When the going gets though, the developer writes some code which in this case would be a Power Query ToTimeZone query function.
# open a Power Query blank query in Advanced Query mode and paste the code. Then rename the query to ToTimeZone let Source = (UTCTime, TimeOffset) => let CurrentYear = Date.Year(DateTime.FixedLocalNow()), DST_Start = Date.StartOfWeek(#datetimezone(CurrentYear,3,14,0,0,0,TimeOffset,0),Day.Sunday) + #duration(0,2,0,0), DST_End = Date.StartOfWeek(#datetimezone(CurrentYear,11,7,0,0,0,TimeOffset+1,0),Day.Sunday) + #duration(0,2,0,0), OffsetTime = if UTCTime >= DST_Start and UTCTime < DST_End then TimeOffset + 1 else TimeOffset, #"Change Time" = if UTCTime=null then null else DateTimeZone.RemoveZone(UTCTime) + #duration(0, AdjustDST, 0, 0) in #"Change Time" in Source
The function takes two arguments: UTCTime and TimeOffset. For each row, the source query will pass the date as of datetimezone data type. The TimeOffset is the default time offset outside Daylight Saving Time. So, for US Eastern time zone, the time offset will be -5. Notice that I don’t specify types for the arguments because you may have empty (null) dates. If null is passed to UTCTime, you’ll get a runtime error. Instead, the last line checks if the incoming date is null. The function adjusts the time offset during Daylight Saving Time. Finally, it removes the time zone from the original date, so we get the date in a datetime format and then adds the offset. So, 7/14/2020 1:21:29 AM +00:00 will become 7/13/2020 9:21:29 PM.

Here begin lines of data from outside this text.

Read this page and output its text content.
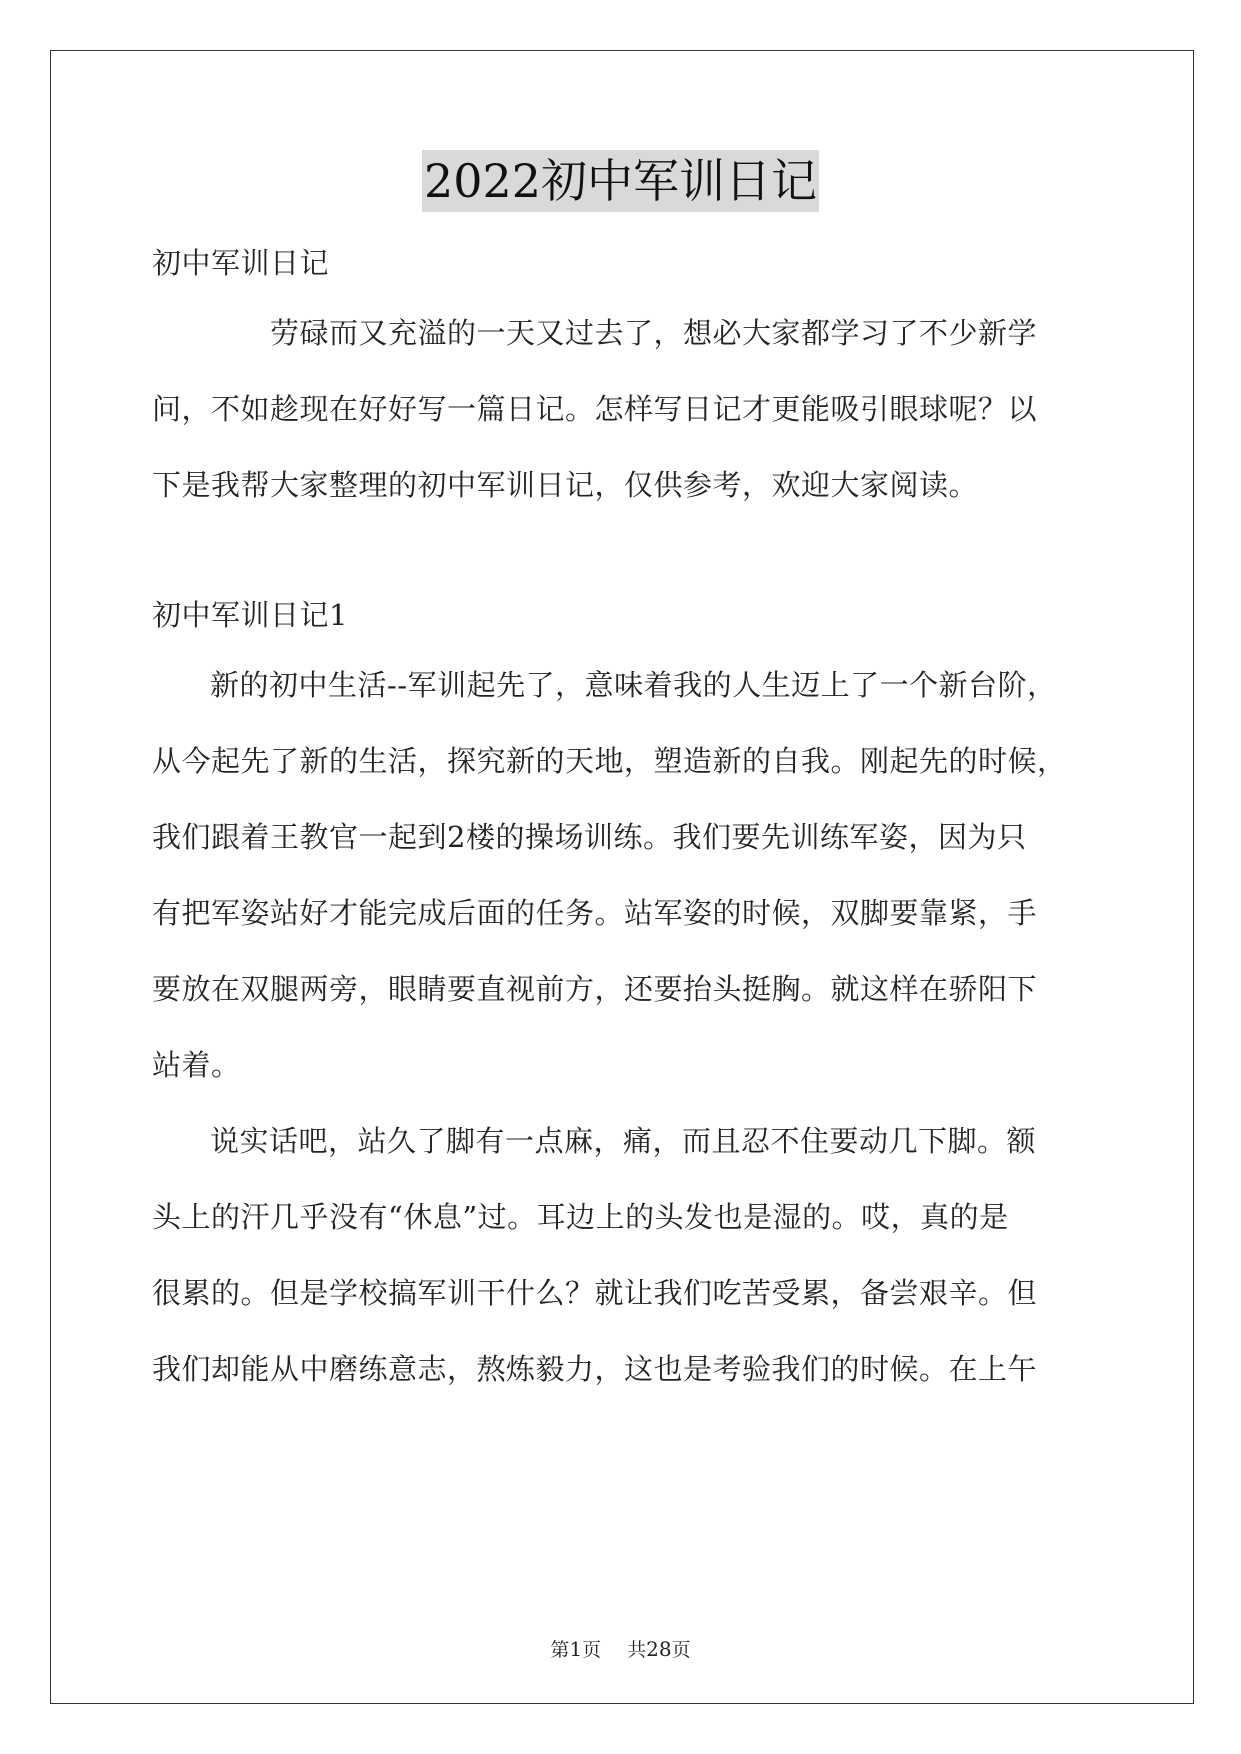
2022初中军训日记
初中军训日记
劳碌而又充溢的一天又过去了，想必大家都学习了不少新学
问，不如趁现在好好写一篇日记。怎样写日记才更能吸引眼球呢？以
下是我帮大家整理的初中军训日记，仅供参考，欢迎大家阅读。
初中军训日记1
新的初中生活--军训起先了，意味着我的人生迈上了一个新台阶，
从今起先了新的生活，探究新的天地，塑造新的自我。刚起先的时候，
我们跟着王教官一起到2楼的操场训练。我们要先训练军姿，因为只
有把军姿站好才能完成后面的任务。站军姿的时候，双脚要靠紧，手
要放在双腿两旁，眼睛要直视前方，还要抬头挺胸。就这样在骄阳下
站着。
说实话吧，站久了脚有一点麻，痛，而且忍不住要动几下脚。额
头上的汗几乎没有“休息”过。耳边上的头发也是湿的。哎，真的是
很累的。但是学校搞军训干什么？就让我们吃苦受累，备尝艰辛。但
我们却能从中磨练意志，熬炼毅力，这也是考验我们的时候。在上午
第1页 共28页
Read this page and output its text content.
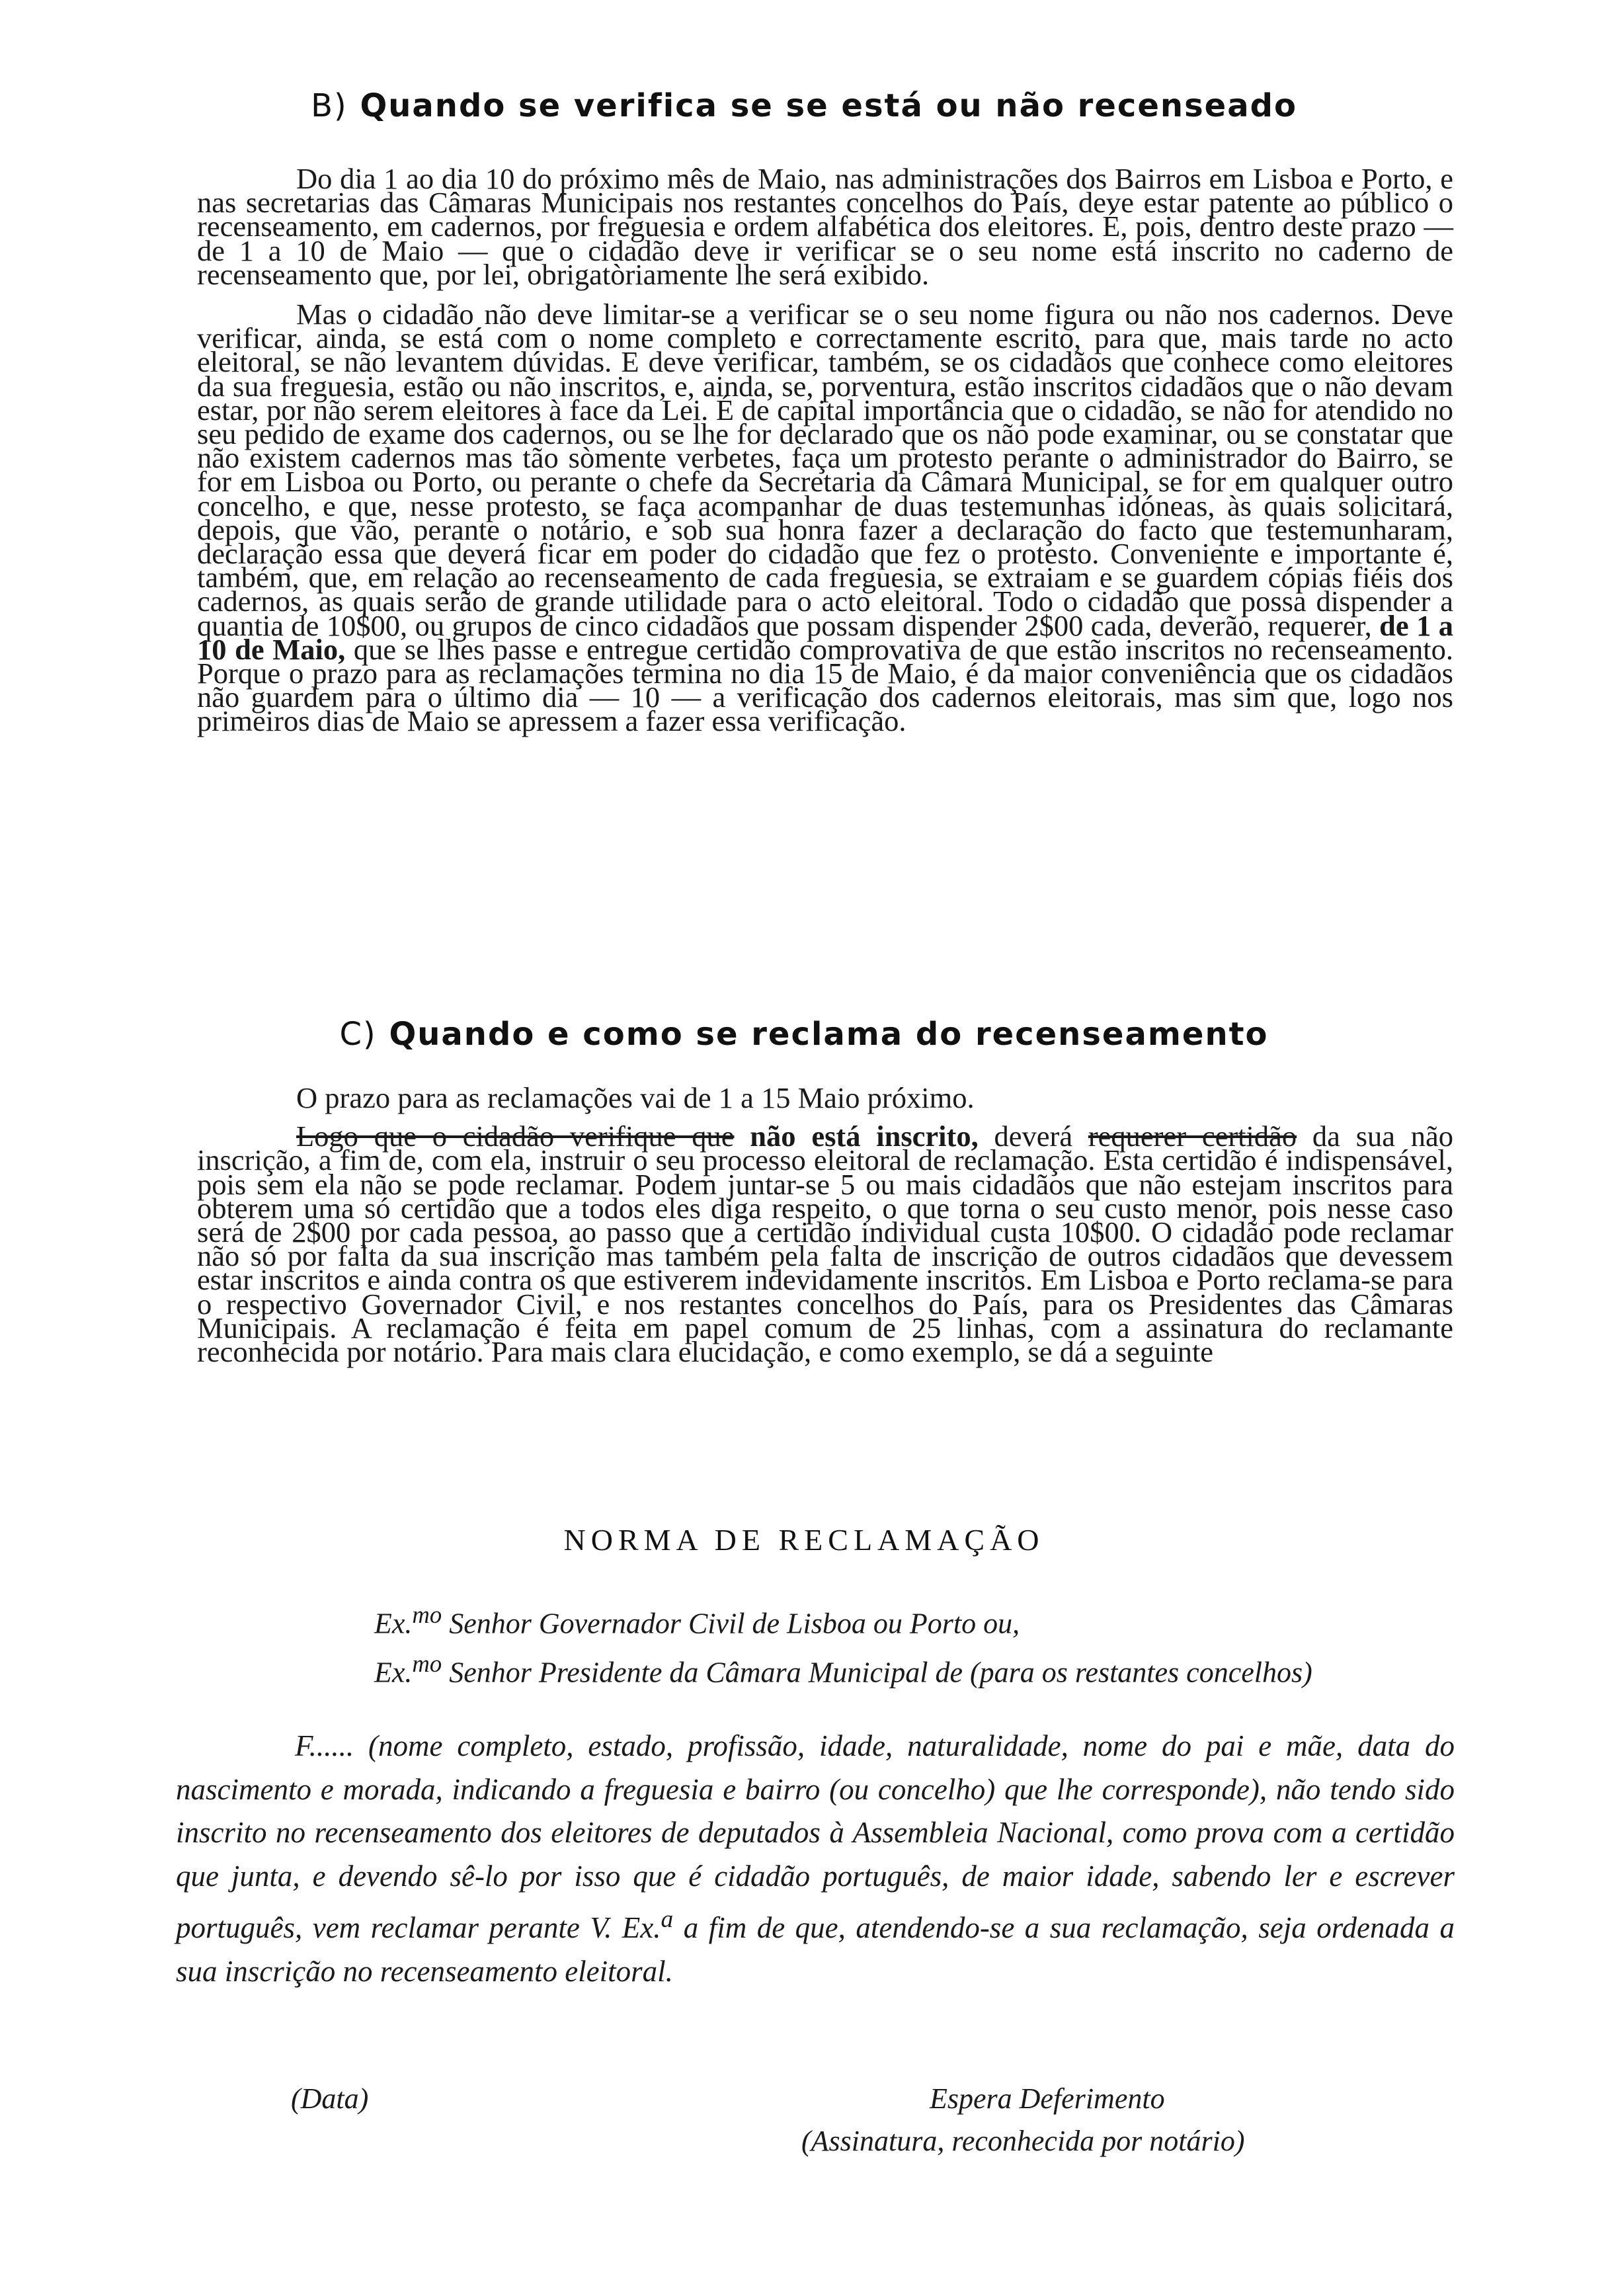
B) Quando se verifica se se está ou não recenseado

Do dia 1 ao dia 10 do próximo mês de Maio, nas administrações dos Bairros em Lisboa e Porto, e nas secretarias das Câmaras Municipais nos restantes concelhos do País, deve estar patente ao público o recenseamento, em cadernos, por freguesia e ordem alfabética dos eleitores. É, pois, dentro deste prazo — de 1 a 10 de Maio — que o cidadão deve ir verificar se o seu nome está inscrito no caderno de recenseamento que, por lei, obrigatòriamente lhe será exibido.

Mas o cidadão não deve limitar-se a verificar se o seu nome figura ou não nos cadernos. Deve verificar, ainda, se está com o nome completo e correctamente escrito, para que, mais tarde no acto eleitoral, se não levantem dúvidas. E deve verificar, também, se os cidadãos que conhece como eleitores da sua freguesia, estão ou não inscritos, e, ainda, se, porventura, estão inscritos cidadãos que o não devam estar, por não serem eleitores à face da Lei. É de capital importância que o cidadão, se não for atendido no seu pedido de exame dos cadernos, ou se lhe for declarado que os não pode examinar, ou se constatar que não existem cadernos mas tão sòmente verbetes, faça um protesto perante o administrador do Bairro, se for em Lisboa ou Porto, ou perante o chefe da Secretaria da Câmara Municipal, se for em qualquer outro concelho, e que, nesse protesto, se faça acompanhar de duas testemunhas idóneas, às quais solicitará, depois, que vão, perante o notário, e sob sua honra fazer a declaração do facto que testemunharam, declaração essa que deverá ficar em poder do cidadão que fez o protesto. Conveniente e importante é, também, que, em relação ao recenseamento de cada freguesia, se extraiam e se guardem cópias fiéis dos cadernos, as quais serão de grande utilidade para o acto eleitoral. Todo o cidadão que possa dispender a quantia de 10$00, ou grupos de cinco cidadãos que possam dispender 2$00 cada, deverão, requerer, de 1 a 10 de Maio, que se lhes passe e entregue certidão comprovativa de que estão inscritos no recenseamento. Porque o prazo para as reclamações termina no dia 15 de Maio, é da maior conveniência que os cidadãos não guardem para o último dia — 10 — a verificação dos cadernos eleitorais, mas sim que, logo nos primeiros dias de Maio se apressem a fazer essa verificação.

C) Quando e como se reclama do recenseamento

O prazo para as reclamações vai de 1 a 15 Maio próximo.

Logo que o cidadão verifique que não está inscrito, deverá requerer certidão da sua não inscrição, a fim de, com ela, instruir o seu processo eleitoral de reclamação. Esta certidão é indispensável, pois sem ela não se pode reclamar. Podem juntar-se 5 ou mais cidadãos que não estejam inscritos para obterem uma só certidão que a todos eles diga respeito, o que torna o seu custo menor, pois nesse caso será de 2$00 por cada pessoa, ao passo que a certidão individual custa 10$00. O cidadão pode reclamar não só por falta da sua inscrição mas também pela falta de inscrição de outros cidadãos que devessem estar inscritos e ainda contra os que estiverem indevidamente inscritos. Em Lisboa e Porto reclama-se para o respectivo Governador Civil, e nos restantes concelhos do País, para os Presidentes das Câmaras Municipais. A reclamação é feita em papel comum de 25 linhas, com a assinatura do reclamante reconhecida por notário. Para mais clara elucidação, e como exemplo, se dá a seguinte

NORMA DE RECLAMAÇÃO
Ex.$^{mo}$ Senhor Governador Civil de Lisboa ou Porto ou,
Ex.$^{mo}$ Senhor Presidente da Câmara Municipal de (para os restantes concelhos)

F...... (nome completo, estado, profissão, idade, naturalidade, nome do pai e mãe, data do nascimento e morada, indicando a freguesia e bairro (ou concelho) que lhe corresponde), não tendo sido inscrito no recenseamento dos eleitores de deputados à Assembleia Nacional, como prova com a certidão que junta, e devendo sê-lo por isso que é cidadão português, de maior idade, sabendo ler e escrever português, vem reclamar perante V. Ex.$^a$ a fim de que, atendendo-se a sua reclamação, seja ordenada a sua inscrição no recenseamento eleitoral.

(Data)	Espera Deferimento
(Assinatura, reconhecida por notário)
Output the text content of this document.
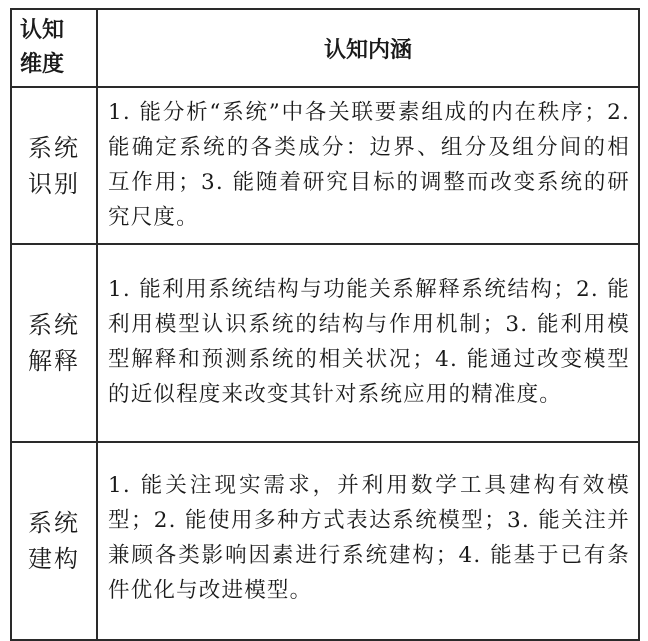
认知
维度	认知内涵

系统
识别	1. 能分析“系统”中各关联要素组成的内在秩序；2. 能确定系统的各类成分：边界、组分及组分间的相互作用；3. 能随着研究目标的调整而改变系统的研究尺度。

系统
解释	1. 能利用系统结构与功能关系解释系统结构；2. 能利用模型认识系统的结构与作用机制；3. 能利用模型解释和预测系统的相关状况；4. 能通过改变模型的近似程度来改变其针对系统应用的精准度。

系统
建构	1. 能关注现实需求，并利用数学工具建构有效模型；2. 能使用多种方式表达系统模型；3. 能关注并兼顾各类影响因素进行系统建构；4. 能基于已有条件优化与改进模型。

Once the ToTimeZone function is ready, we can call it from the source query, like so:
let Source = OData.Feed("https://<tenant>.crm.dynamics.com/api/data/v9.1/appointments ", null, [Implementation="2.0"]), ToLocalTimeZone = Table.TransformColumns(Source, {{"createdon", each ToTimeZone(_, -5)}, {"scheduledstart", each ToTimeZone(_, -5)}}), #"Changed Type" = Table.TransformColumnTypes(ToLocalTimeZone,{{"createdon", type date}}) in #"Changed Type"
Notice that I use the TransformColumn transformation so that I can convert multiple date columns in one line and don’t end up with additional custom columns. In other words, I’m updating the date columns in place. Finally, I change the data type to date so that I can join to a Date dimension.
You can easily extend this code to handle times in multiple time zones, such as to report the time depending on the geo location of the user who entered the data. This will require storing the user time zone, such as in the Dynamics systemusers table.